А они могли бы оголтело
Падать в мои комнаты пустые!
Искушенье силой тяготенья,
Блудом и раздором мне постыло.
Обретаю (здесь и там чужая!)
Вредные привычки постепенно.
В зеркале уже не отражаюсь
И почти что прохожу сквозь стены.
Натюрморт и подросток. Пейзаж и тинейджер.
Он один на портрете. По разным причинам
Завелась в его доме какая-то нежить.
Лишь один человек из троих получился.
Да, он вырос. И ими бессовестно предан,
Но он в птичку фотографа всё ещё верит.
Это то, что должно быть семейным портретом,
А не взрослый ребенок в пустом интерьере.
Узелок со слезами тяжёлыми скомкав,
Глубоко его спрятал. А как же иначе?
Потому что вдолбили в него аксиому,
Что мужчины не плачут, не плачут, не плачут.
Понимая, что мир его всё-таки рухнет,
Горький запах разлуки по-волчьи почуяв,
Как распятый Спаситель, раскинувши руки,
Обнимает пространство в надежде на чудо.
Сколько истин дарёных смогла твоя дочь проворонить!
В наступленье на грабли, - трофей!- третий глаз добыла.
Мама, помнишь, я чёрных собак собирала в районе,
С лобачевским упрямством пытаясь отмыть добела?
Мама! Мы же не в школе, где зрелость измерили в баллах,
Занеся в аттестат, - с понтом дали намётку тропы...
"Богу-богово", - ты говорила и вновь ошибалась.
Наказанье для урок. И стёб предающей толпы.
Греко-римские слишком устали быть просто богами, -
И меняют Олимп на Голгофу. С доплатой и без.
А Земля, видно, вправду кругла - из-под ног убегает.
Воспаришь поневоле, на Ньютона плюнув с небес.
Но плевок возвратится назад бумерангом лучистым -
Догма даже избитая в силах пенять и пинать.
Жаль вот в плотных слоях атмосферы сгореть не случилось.

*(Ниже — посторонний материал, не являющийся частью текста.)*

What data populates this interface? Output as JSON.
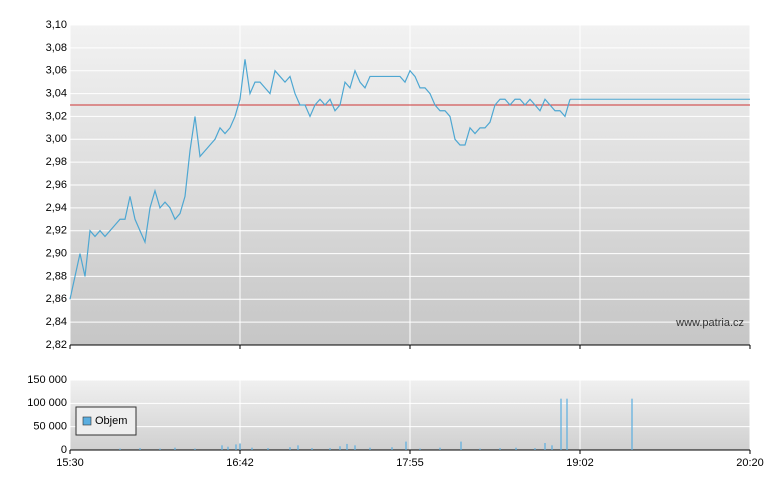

Я же неопалима. Как рукопись и купина.
В молоко попадая, душа ускользает из тела,
По прокисшему Млечному тракту спешит в темноте.

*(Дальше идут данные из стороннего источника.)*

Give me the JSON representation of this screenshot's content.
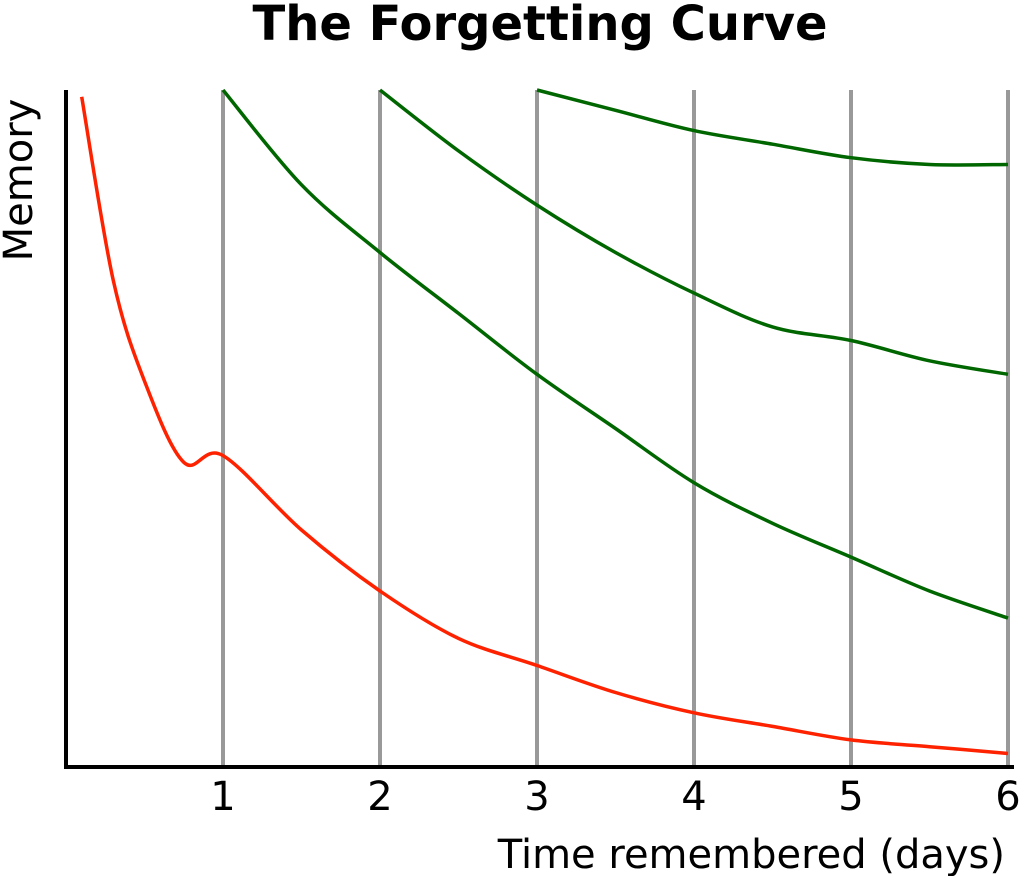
{
  "chart_data": {
    "type": "line",
    "title": "The Forgetting Curve",
    "xlabel": "Time remembered (days)",
    "ylabel": "Memory",
    "xlim": [
      0,
      6
    ],
    "ylim": [
      0,
      100
    ],
    "x_ticks": [
      "1",
      "2",
      "3",
      "4",
      "5",
      "6"
    ],
    "grid": "vertical lines at each day",
    "series": [
      {
        "x": [
          0.1,
          0.3,
          0.5,
          0.75,
          1,
          1.5,
          2,
          2.5,
          3,
          3.5,
          4,
          4.5,
          5,
          5.5,
          6
        ],
        "y": [
          99,
          72,
          57,
          45,
          46,
          35,
          26,
          19,
          15,
          11,
          8,
          6,
          4,
          3,
          2
        ],
        "color": "#ff2200"
      },
      {
        "x": [
          1,
          1.5,
          2,
          2.5,
          3,
          3.5,
          4,
          4.5,
          5,
          5.5,
          6
        ],
        "y": [
          100,
          86,
          76,
          67,
          58,
          50,
          42,
          36,
          31,
          26,
          22
        ],
        "color": "#006600"
      },
      {
        "x": [
          2,
          2.5,
          3,
          3.5,
          4,
          4.5,
          5,
          5.5,
          6
        ],
        "y": [
          100,
          91,
          83,
          76,
          70,
          65,
          63,
          60,
          58
        ],
        "color": "#006600"
      },
      {
        "x": [
          3,
          3.5,
          4,
          4.5,
          5,
          5.5,
          6
        ],
        "y": [
          100,
          97,
          94,
          92,
          90,
          89,
          89
        ],
        "color": "#006600"
      }
    ]
  }
}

Мы увидимся, мама. Я, кажется, к чаю успела.
Я тебе принесла родниковой воды в решете.
Колючий кашель долбит по утрам,
Не потому что я всю ночь курила,
А просто мне царапают гортань,
Исчадия Мефодия с Кириллом.
Как хочется послать их на.... Но я
С послушным видом заявляю: "Welcome!"
Мой серафим, напившись, как свинья,
Дрессурою свою изводит белку.
Он ей нудит: "Судьбу не обмануть!
Ты будешь Кабалье!"...Так незаметно
Заучит белка песенку одну.
Про лисенят. Про рыжую нимфетку.
Мой серафим спросил: "Налить вина?
Конец страстной! А значит время квасить!"

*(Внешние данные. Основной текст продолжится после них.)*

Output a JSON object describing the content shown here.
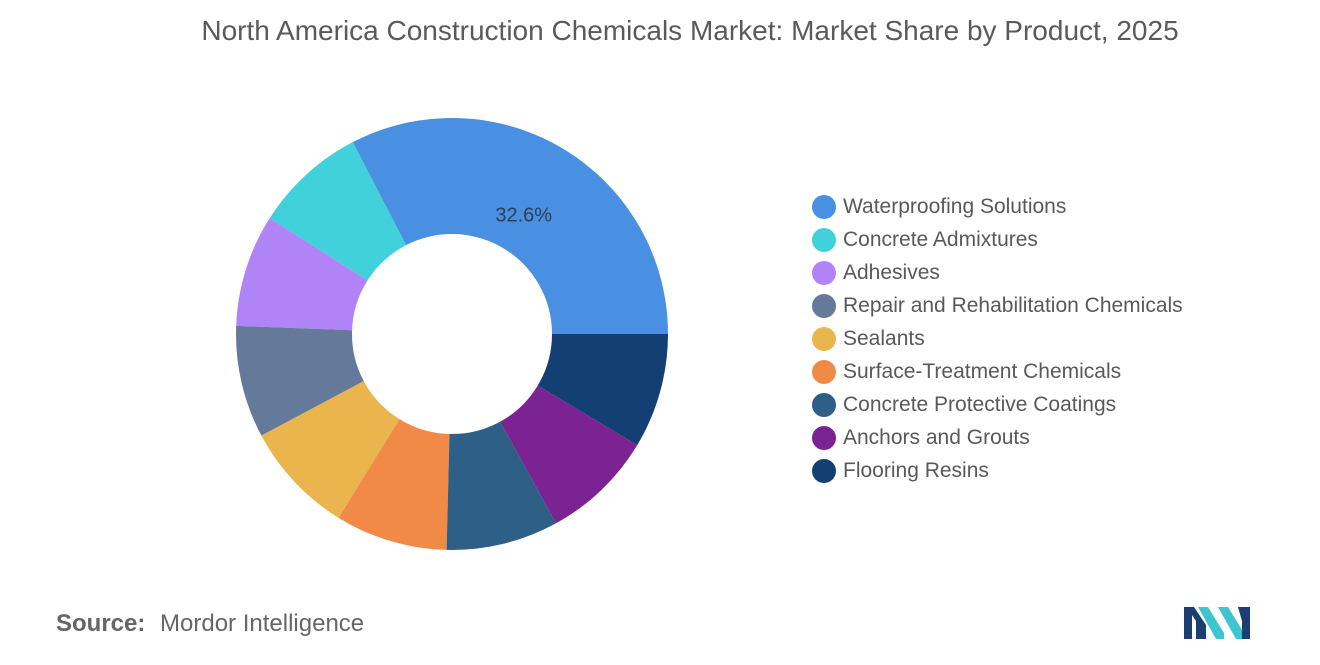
{
  "chart_data": {
    "type": "pie",
    "title": "North America Construction Chemicals Market: Market Share by Product, 2025",
    "categories": [
      "Waterproofing Solutions",
      "Concrete Admixtures",
      "Adhesives",
      "Repair and Rehabilitation Chemicals",
      "Sealants",
      "Surface-Treatment Chemicals",
      "Concrete Protective Coatings",
      "Anchors and Grouts",
      "Flooring Resins"
    ],
    "values": [
      32.6,
      8.4,
      8.4,
      8.4,
      8.4,
      8.4,
      8.4,
      8.4,
      8.6
    ],
    "colors": [
      "#4a90e2",
      "#41d1da",
      "#b084f7",
      "#657a9a",
      "#ebb54e",
      "#f18a46",
      "#2e5f87",
      "#7b2393",
      "#133f72"
    ],
    "data_labels": [
      {
        "index": 0,
        "text": "32.6%"
      }
    ],
    "donut": true,
    "legend_position": "right"
  },
  "footer": {
    "source_label": "Source:",
    "source_text": "Mordor Intelligence"
  },
  "logo": {
    "icon": "mordor-intelligence-logo-icon",
    "colors": [
      "#1b3f72",
      "#3dc6d0"
    ]
  }
}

Жест отрицанья требует от нас
Усилий больших, чем кивок согласья.
Зажав его крыла, по три в горсти,
Ору: "Исполни долг! И вырви! Вырви!"
А он блюёт, сценарий упустив
Из памяти...Вокальный слововыверт, -
(Про виноградник, отданный легко.
Не по закону, по любви... к природе...)
Орешком изумрудным за щекой,
Колечком под девизом "Всё проходит".
Мой серафим не ангел. Он - a la...
Мобильный звон подменит звон пасхальный.
А белок нужно в космос отправлять...
В колёса! К скорнякам!...Ну да, бухая...
Но цел язык. В молитве нету лжи.
Мне б до мать-мачех!...Мне бы лес проведать!...
Еще....До навигации дожить.
Увидеть первый снег и снег последний.
До следующей пасхи, я и ты
Орешки-изумруды будем хрупать
Накопим пуд скорлупок золотых.
Пусть станет ярче ближней церкви купол.
Наверняка удачным будет год!
Мы многое вдвоём успеем сделать!
А белка...Бог с ней, с белкой. Пусть поёт.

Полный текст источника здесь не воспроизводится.